The Massachusetts Medievalist has been thinking a lot about the vicious relationship between university reliance on adjunct faculty and the abysmal academic job market in this anxiety-producing season: the always terrible market for academic English jobs is now “cratering,” one of many apocalyptic yet appropriate adjectives I’ve seen on social media.

Like many universities across the country, my own institution uses an uncomfortably high number of adjunct faculty, especially in general education “service courses” like English Composition or Intro Psych. In this fall term 2019, for example, core faculty taught only 12% of our first-year writing courses (2 of 17 sections)(n.b.: since our unionized faculty does not have tenure, Lesley uses the term “core” rather than the more usual “tenured or tenure-track”). All parties involved- administrators, adjunct faculty, core faculty, pundit columnists in various media outlets, and the students themselves – agree that this is not an ideal situation. Financial exigency trumps idealism every time, however, and we continue to take advantage of the high number of under-employed academics in metro Boston to staff an uncomfortable number of our undergraduate class sections.

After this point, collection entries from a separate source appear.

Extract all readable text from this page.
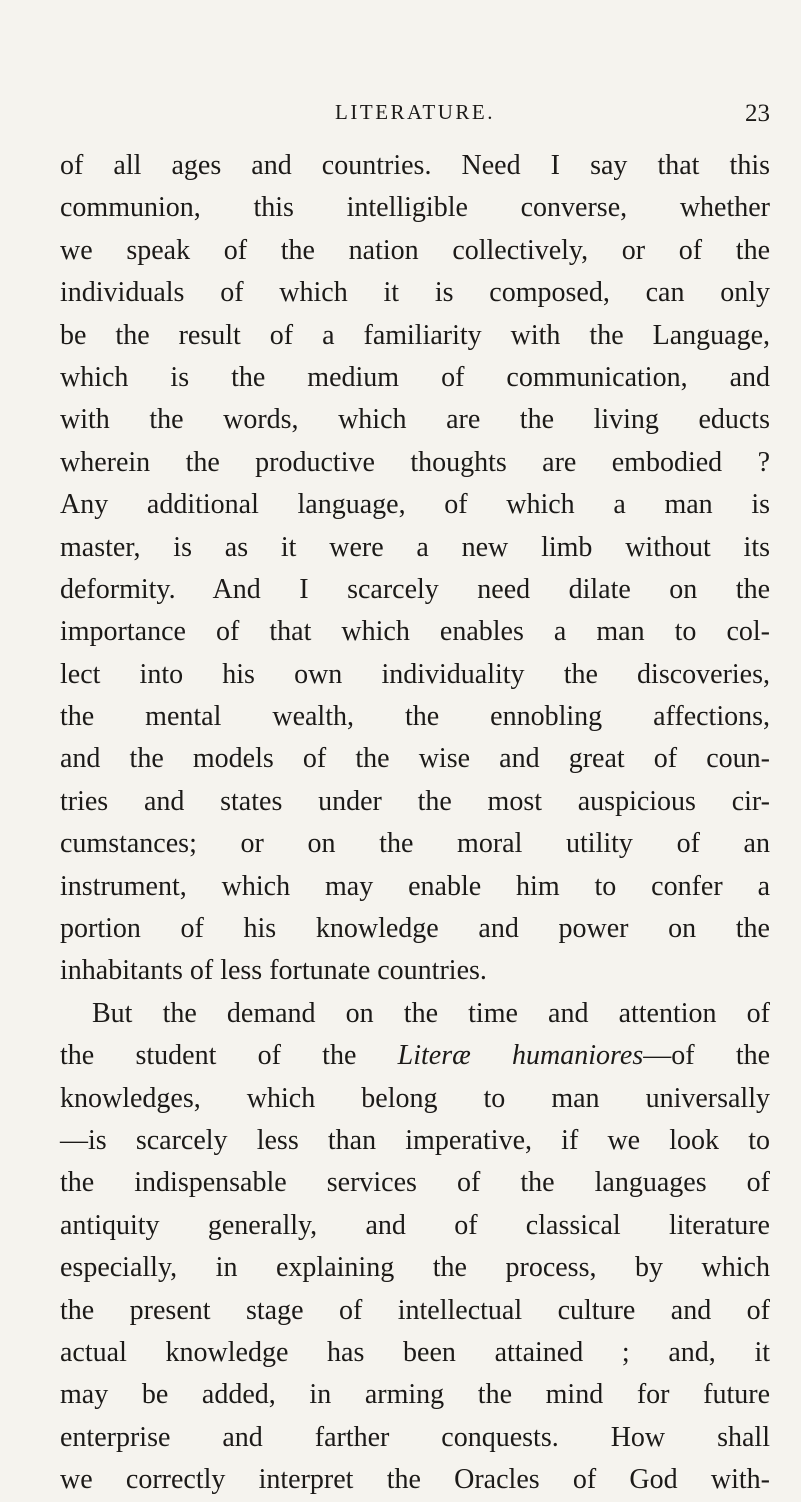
LITERATURE.	23
of all ages and countries. Need I say that this
communion, this intelligible converse, whether
we speak of the nation collectively, or of the
individuals of which it is composed, can only
be the result of a familiarity with the Language,
which is the medium of communication, and
with the words, which are the living educts
wherein the productive thoughts are embodied ?
Any additional language, of which a man is
master, is as it were a new limb without its
deformity. And I scarcely need dilate on the
importance of that which enables a man to col-
lect into his own individuality the discoveries,
the mental wealth, the ennobling affections,
and the models of the wise and great of coun-
tries and states under the most auspicious cir-
cumstances; or on the moral utility of an
instrument, which may enable him to confer a
portion of his knowledge and power on the
inhabitants of less fortunate countries.
But the demand on the time and attention of
the student of the Literæ humaniores—of the
knowledges, which belong to man universally
—is scarcely less than imperative, if we look to
the indispensable services of the languages of
antiquity generally, and of classical literature
especially, in explaining the process, by which
the present stage of intellectual culture and of
actual knowledge has been attained ; and, it
may be added, in arming the mind for future
enterprise and farther conquests. How shall
we correctly interpret the Oracles of God with-
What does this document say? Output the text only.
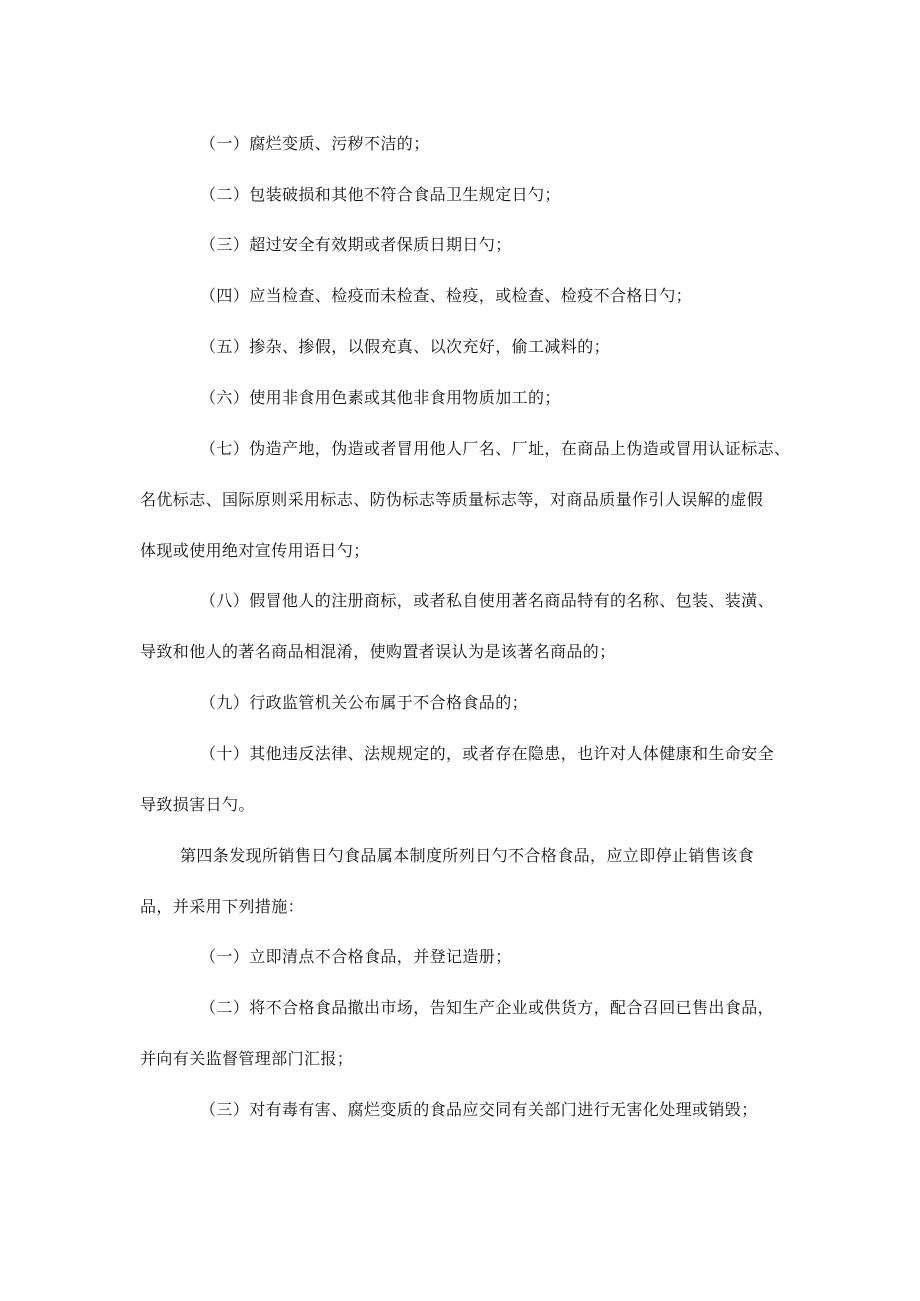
（一）腐烂变质、污秽不洁的；
（二）包装破损和其他不符合食品卫生规定日勺；
（三）超过安全有效期或者保质日期日勺；
（四）应当检查、检疫而未检查、检疫，或检查、检疫不合格日勺；
（五）掺杂、掺假，以假充真、以次充好，偷工减料的；
（六）使用非食用色素或其他非食用物质加工的；
（七）伪造产地，伪造或者冒用他人厂名、厂址，在商品上伪造或冒用认证标志、
名优标志、国际原则采用标志、防伪标志等质量标志等，对商品质量作引人误解的虚假
体现或使用绝对宣传用语日勺；
（八）假冒他人的注册商标，或者私自使用著名商品特有的名称、包装、装潢、
导致和他人的著名商品相混淆，使购置者误认为是该著名商品的；
（九）行政监管机关公布属于不合格食品的；
（十）其他违反法律、法规规定的，或者存在隐患，也许对人体健康和生命安全
导致损害日勺。
第四条发现所销售日勺食品属本制度所列日勺不合格食品，应立即停止销售该食
品，并采用下列措施：
（一）立即清点不合格食品，并登记造册；
（二）将不合格食品撤出市场，告知生产企业或供货方，配合召回已售出食品，
并向有关监督管理部门汇报；
（三）对有毒有害、腐烂变质的食品应交同有关部门进行无害化处理或销毁；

At the same time, the university is rolling out and investing in new programs: a Masters in Social Work, an all-online MBA, a Masters in Mindfulness, and others.  One announcement used the verb “build” to describe these programs and a home improvement analogy immediately occurred to me.

A new academic program is like the spiffy addition to the house: we’ve always wanted to turn that deck into an all-season “solarium” where we can have parties and scout meetings and quiet reading space.  It’ll be shiny and new and fun and we can invite all the neighbors over to admire it. Look at our new all-online MBA!!

Investing in core faculty to teach crucial undergraduate general education classes is like a window replacement project: it’s extremely expensive and at first glance there’s no noticeable difference. Sure, the old windows are single-pane items with no insulation; the casings would probably start to crack from overuse in the next few years. But the new ones look pretty much the same, even though they’re energy efficient: no parties for the neighbors to admire the windows, no shiny new solarium. Look at our first year writing classes that meet the same program requirements and have the same catalog descriptions as in past years!

The difference, however, is that eventually the heating bills go down. The house is less drafty. The faculty can invest in multi-year curriculum development projects, since they know they have a long-term stake in the enterprise.  First year students see their general education faculty in other courses in their majors and elsewhere. A favorite freshman English professor is around campus and easily found for academic and career advice in later years.  At Lesley, we would need to hire 2.5 core faculty to teach just this semester’s adjunct load in first year writing. I don’t think that’s going to happen, but it should.

In an ideal world, we’d replace the windows AND get the new solarium. We don’t live in ideal world, and my university just bought the solarium. But for those playing a long game, the windows are the smarter choice.